Em 12 de agosto de 2008 eu publiquei isso nO Malfazejo:
Here’s to the crazy ones. The misfits. The rebels. The troublemakers. The round pegs in the square holes. The ones who see things differently. They’re not fond of rules. And they have no respect for the status quo. You can quote them, disagree with them, glorify or vilify them. But the only thing you can’t do is ignore them. Because they change things. They push the human race forward. And while some may see them as the crazy ones, We see genius. Because the people who are crazy enough to think they can change the world, are the ones who do.
“Isto é para os loucos. Os desajustados. Os rebeldes. Os criadores de caso. Os pinos redondos nos buracos quadrados. Aqueles que vêem as coisas de forma diferente. Eles não curtem regras. E não respeitam o status quo. Você pode citá-los, discordar deles, glorificá-los ou caluniá-los. Mas a única coisa que você não pode fazer é ignorá-los. Porque eles mudam as coisas. Empurram a raça humana para a frente. E, enquanto alguns os vêem como loucos, nós vemos gênios. Porque as pessoas loucas o bastante para acreditar que podem mudar o mundo, são as que o mudam.”

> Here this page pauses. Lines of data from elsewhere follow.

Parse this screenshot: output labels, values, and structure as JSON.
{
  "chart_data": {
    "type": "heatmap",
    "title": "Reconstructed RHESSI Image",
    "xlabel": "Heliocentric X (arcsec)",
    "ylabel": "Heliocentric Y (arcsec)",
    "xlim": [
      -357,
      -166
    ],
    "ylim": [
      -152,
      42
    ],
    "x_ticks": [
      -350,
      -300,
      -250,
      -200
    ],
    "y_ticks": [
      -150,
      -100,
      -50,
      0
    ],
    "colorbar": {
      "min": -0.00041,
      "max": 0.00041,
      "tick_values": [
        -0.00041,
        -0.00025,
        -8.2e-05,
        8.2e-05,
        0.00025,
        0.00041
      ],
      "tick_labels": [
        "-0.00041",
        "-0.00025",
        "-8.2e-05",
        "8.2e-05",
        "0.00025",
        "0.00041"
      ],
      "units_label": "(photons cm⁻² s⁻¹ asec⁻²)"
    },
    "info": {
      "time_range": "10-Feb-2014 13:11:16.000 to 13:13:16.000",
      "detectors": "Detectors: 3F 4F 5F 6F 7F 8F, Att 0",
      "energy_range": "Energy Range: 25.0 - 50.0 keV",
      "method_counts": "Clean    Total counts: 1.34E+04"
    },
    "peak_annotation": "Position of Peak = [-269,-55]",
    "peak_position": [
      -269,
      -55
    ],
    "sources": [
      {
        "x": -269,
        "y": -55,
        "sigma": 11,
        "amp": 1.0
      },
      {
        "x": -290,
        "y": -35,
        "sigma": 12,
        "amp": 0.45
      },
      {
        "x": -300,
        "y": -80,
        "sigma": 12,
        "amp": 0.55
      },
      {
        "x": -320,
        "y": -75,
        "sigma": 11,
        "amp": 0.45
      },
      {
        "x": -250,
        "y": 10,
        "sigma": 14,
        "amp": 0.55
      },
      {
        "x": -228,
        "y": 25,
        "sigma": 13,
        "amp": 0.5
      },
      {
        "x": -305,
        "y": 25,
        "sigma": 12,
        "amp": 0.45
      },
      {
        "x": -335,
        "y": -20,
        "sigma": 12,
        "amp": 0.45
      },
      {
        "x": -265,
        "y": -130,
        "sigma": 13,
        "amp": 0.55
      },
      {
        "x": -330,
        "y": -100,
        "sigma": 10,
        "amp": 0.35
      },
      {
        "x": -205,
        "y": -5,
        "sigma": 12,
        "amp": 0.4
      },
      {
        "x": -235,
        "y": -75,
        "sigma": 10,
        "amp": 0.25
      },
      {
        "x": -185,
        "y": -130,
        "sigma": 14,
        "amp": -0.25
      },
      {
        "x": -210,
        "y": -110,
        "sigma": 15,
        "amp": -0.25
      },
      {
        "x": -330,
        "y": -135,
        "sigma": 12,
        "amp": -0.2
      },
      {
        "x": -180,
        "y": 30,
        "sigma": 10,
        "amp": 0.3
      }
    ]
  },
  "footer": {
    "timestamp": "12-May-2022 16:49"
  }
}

O vídeo é daquele conhecido por muitos como o melhor comercial de todos, um filme de 1 minuto, produzido em 1984 para a Apple.
É destes, dos grandes homens e mulheres, que a história é feita. Conhecemos e talvez lembramos, com mais facilidade, sempre dos vencedores e dos derrotados. Para Ayrton Senna não havia o “segundo vencedor”, e sim o “primeiro perdedor”. A história não transige com a barbárie, tampouco com a subserviência a pequenos reis e ditadores. Ela ensina, ainda que alguns poucos teimem em não escutá-la, que não há altar nem pódio reservados aos tiranos nem aos covardes. A história do mundo tratora, esmaga os canalhas e os amedrontados, porque ela precisa acontecer, ser escrita. A história não reserva lugar àqueles que sobrevivem neste mundo, como se fossem bichos, com uma única missão enquanto vivos: não morrer.
Não. Ela, a história, só tem olhos para os grandes. E que não se enganem os poderosos, os grandes não dependem do poder. Os grandes não deixam monumentos, palácios ou cidades. Os grandes deixam idéias. E idéias não morrem, não sangram, não doem.
As fileiras da platéia, dos que resmungam e rangem dentes, cheios de sabedoria e temor sobre como funciona o mundo e como ele é imutável, não precisam para sempre ser platéia. A história e a democracia não são feitas de homens, estes alvos fáceis, mas de nações. Não se matam nações, como não se matam idéias. E já foi dito também que os sábios falam de idéias, os mornos de amenidades e os medíocres de pessoas.
Cabe aos grandes homens, às grandes mulheres, escolher sê-los. Estas pessoas não nascem assim, tampouco trazem na testa a marca dos grandes. Os grandes, aqueles que à história caberá coroar, precisam descobrir-se assim. Largar os velhos medos e convenções e apenas ser o que precisam ser. Os grandes não são líderes, e a sua grandeza não está em feitos, mas no que dizem, no que pensam, no que criam.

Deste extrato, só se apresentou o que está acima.